Israel Houghton leads millions into worship with seeming effortlessness. But he's had to be willing to lay down his music for God to get him there. Check out our second installment of this exclusive interview, and click here to read Part 1 if you missed it.
CHARISMA: Have you always been uber-creative?
Houghton: Yeah, I think so. I was always drawn to music and tremendously influenced by a myriad of different types of music. Nobody ever told me that you couldn’t merge things, that you couldn’t blend things. I just said, “Hey, this would be really cool with that.” I’ve always been fascinated by sights and sounds and video elements and lighting elements and musical elements.
CHARISMA: Has God ever asked you lay down music so you could learn new facets of what it means to worship Him?

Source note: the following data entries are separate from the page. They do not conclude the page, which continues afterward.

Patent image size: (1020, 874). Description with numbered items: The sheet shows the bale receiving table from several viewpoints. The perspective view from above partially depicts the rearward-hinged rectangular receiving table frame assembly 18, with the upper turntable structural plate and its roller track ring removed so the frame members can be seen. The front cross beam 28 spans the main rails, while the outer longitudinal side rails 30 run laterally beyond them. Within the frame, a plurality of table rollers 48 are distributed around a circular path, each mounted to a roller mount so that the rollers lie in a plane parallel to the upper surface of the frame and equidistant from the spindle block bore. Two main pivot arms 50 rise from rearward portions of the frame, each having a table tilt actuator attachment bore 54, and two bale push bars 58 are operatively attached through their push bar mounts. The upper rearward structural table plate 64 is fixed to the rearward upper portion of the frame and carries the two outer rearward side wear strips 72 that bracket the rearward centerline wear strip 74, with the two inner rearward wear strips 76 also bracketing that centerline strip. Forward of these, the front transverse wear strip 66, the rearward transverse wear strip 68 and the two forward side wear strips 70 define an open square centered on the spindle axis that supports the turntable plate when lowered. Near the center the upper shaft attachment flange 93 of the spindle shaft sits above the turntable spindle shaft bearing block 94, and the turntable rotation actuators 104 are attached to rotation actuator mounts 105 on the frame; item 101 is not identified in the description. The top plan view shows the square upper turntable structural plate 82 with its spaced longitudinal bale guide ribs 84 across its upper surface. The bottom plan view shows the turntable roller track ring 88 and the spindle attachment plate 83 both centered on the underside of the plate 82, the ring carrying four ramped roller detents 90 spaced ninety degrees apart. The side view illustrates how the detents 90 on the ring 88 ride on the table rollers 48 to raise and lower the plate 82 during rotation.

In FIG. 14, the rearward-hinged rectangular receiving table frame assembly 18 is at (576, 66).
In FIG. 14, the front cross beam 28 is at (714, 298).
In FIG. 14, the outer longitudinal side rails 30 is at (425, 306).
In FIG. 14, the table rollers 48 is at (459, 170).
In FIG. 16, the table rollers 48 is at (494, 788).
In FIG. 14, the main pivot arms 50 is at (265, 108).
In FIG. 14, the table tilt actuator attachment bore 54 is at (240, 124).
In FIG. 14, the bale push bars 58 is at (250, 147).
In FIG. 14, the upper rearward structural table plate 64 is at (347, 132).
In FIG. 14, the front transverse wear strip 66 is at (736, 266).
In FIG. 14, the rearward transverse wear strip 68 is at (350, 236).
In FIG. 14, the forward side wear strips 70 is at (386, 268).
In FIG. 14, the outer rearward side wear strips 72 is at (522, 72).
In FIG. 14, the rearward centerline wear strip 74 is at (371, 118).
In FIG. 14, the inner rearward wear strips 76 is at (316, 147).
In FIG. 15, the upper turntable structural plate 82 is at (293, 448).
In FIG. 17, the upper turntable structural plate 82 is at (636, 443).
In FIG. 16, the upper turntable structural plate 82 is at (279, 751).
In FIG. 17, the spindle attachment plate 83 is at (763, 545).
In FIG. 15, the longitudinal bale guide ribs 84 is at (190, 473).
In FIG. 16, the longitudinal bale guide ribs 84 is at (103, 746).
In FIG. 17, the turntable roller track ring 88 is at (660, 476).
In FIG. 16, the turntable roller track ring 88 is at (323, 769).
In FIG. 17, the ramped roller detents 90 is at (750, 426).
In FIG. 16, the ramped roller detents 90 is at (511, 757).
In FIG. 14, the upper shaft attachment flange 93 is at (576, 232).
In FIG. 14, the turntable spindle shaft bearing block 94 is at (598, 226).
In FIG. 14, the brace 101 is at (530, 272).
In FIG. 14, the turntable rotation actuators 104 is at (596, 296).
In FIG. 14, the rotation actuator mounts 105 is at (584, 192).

Houghton: Yeah. I don’t know if it was music altogether, but it was definitely the chase toward significance. It’s funny, in those early years you say, “God bless me. I want to have impact and I want to be used by You”—and He says OK. Then, after a while, you have to compete with the very thing that He gave you.

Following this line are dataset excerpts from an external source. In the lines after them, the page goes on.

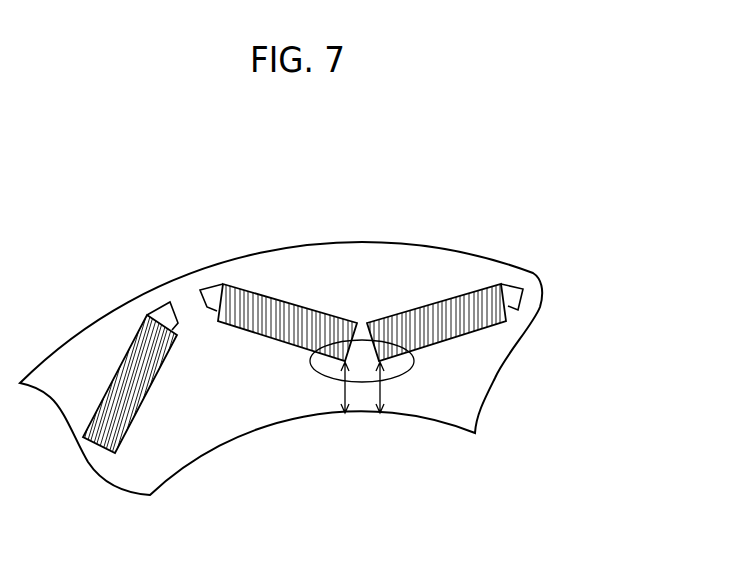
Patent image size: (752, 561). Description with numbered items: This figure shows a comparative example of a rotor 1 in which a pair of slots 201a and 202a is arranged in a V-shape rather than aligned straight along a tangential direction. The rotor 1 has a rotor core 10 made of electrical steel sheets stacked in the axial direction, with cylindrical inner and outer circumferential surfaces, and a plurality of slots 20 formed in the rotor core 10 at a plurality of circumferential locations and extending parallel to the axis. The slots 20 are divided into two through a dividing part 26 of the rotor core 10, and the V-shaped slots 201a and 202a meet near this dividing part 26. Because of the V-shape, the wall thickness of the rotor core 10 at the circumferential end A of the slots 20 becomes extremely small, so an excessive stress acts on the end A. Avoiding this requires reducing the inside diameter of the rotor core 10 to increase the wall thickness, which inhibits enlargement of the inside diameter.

The rotor 1 is at (462, 210).
The rotor core 10 is at (495, 257).
The slots 20 is at (430, 137).
The slot 201a is at (293, 323).
The slot 202a is at (430, 323).
The dividing part 26 is at (362, 357).
The end of the slots A is at (410, 368).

I remember having that moment when I felt like if I pressed the gas pedal a certain way, I would probably see something happen—but I also had the feeling that I wouldn’t enjoy or appreciate the results because it was something that I was pushing for. I ended up helping to start a church from scratch literally two blocks from where I started leading worship at 19. And my prayer this time around was, “Lord, I’m done. I’m done with helping people know my name, with trying to pursue some sort of career path. I just want to worship. I just want to be used by You.”
That was a return for me, of going back to my first love. I remembered those first times of leading worship, with my legs shaking and with the good kind of nervousness that comes with being completely dependent on God. I think the more you learn, the more you can slip into saying, “Yeah, I got this”—and the less time you spend with God. As long as people are saying, “Wow, that was great. You’re really anointed,” it’s easy to start believing that must be an indicator that you’re doing it right. And you gradually get further and further away from where you were supposed to go. It doesn’t make you a bad person or anything like that, but you’re not on target anymore.

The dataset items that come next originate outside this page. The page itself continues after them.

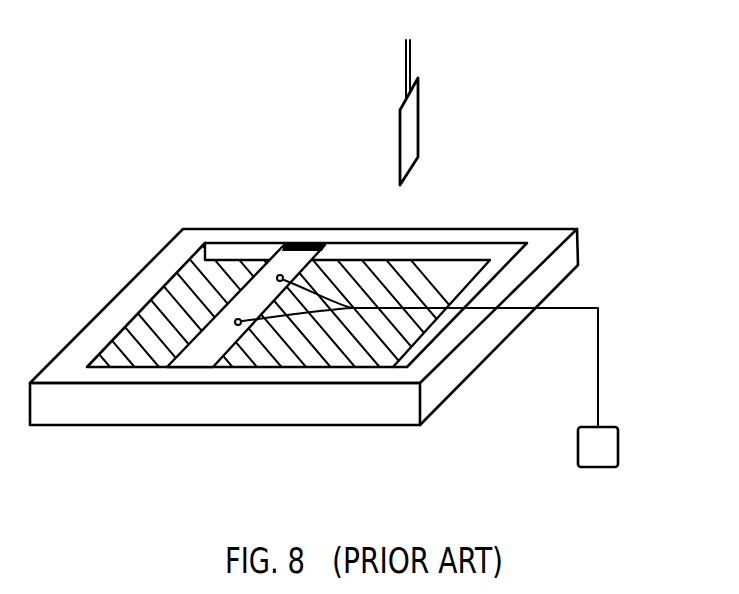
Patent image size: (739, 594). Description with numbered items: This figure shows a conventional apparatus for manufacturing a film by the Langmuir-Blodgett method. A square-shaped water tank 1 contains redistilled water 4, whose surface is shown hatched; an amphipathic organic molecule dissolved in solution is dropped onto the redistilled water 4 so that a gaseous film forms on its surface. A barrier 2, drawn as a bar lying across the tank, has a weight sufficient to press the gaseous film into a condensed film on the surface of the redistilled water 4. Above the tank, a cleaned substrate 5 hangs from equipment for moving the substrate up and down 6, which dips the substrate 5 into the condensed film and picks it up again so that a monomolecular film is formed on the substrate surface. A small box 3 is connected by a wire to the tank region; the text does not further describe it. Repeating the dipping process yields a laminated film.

The water tank 1 is at (478, 364).
The barrier 2 is at (310, 247).
The measuring device 3 is at (578, 440).
The redistilled water 4 is at (407, 265).
The substrate 5 is at (435, 77).
The equipment for moving the substrate up and down 6 is at (410, 52).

For me, it was an intense realization of that. When I went back and took the knife to my Isaac, so to speak, I said, “OK, I’m going to be content to be used in whatever capacity.” The ironic part is that’s when God began to open doors that were so obviously Him. My responsibility at that point was to walk through them and to be a good steward of those moments.
CHARISMA: If God is more concerned with the positioning of our heart, what role does excellence play in worship?
Houghton: It’s important to define heart. Often that word is synonymous with “Hey, that was a good effort; it wasn’t very good, but it had a lot of heart.” On the flip side, I’m created in God’s image. If His breath is in me, if the way He thinks and creates is also in me, then it is possible to create with a good heart, with a pure motivation and purity of expression, and do something excellently.
If you look at David or Solomon, those guys were incredible, and they did what they did to honor the Lord. If you look at early music history, all those great composers were commissioned by the church and created music with such excellence and passion that to this day, hundreds of years later, we’re still affected by the excellence and the historic timeless nature of what they put out.
To me, I feel like when David said, “I’m not going to give to the Lord something that doesn’t cost me.” That’s how I look at it from the standpoint of music and production and creativity. I want to make sure that whatever I’ve been given, I maximize in giving it back.
In regard to doing something with excellence, my motivation changed a long time ago. It used to be that I wanted people to ooh and aah, so to speak, but that’s different now. I want to honor God. I want to make a statement that says the church is a powerful force in the earth, and I get to be a part of the accompanying sound of that force. It’s an exciting thing.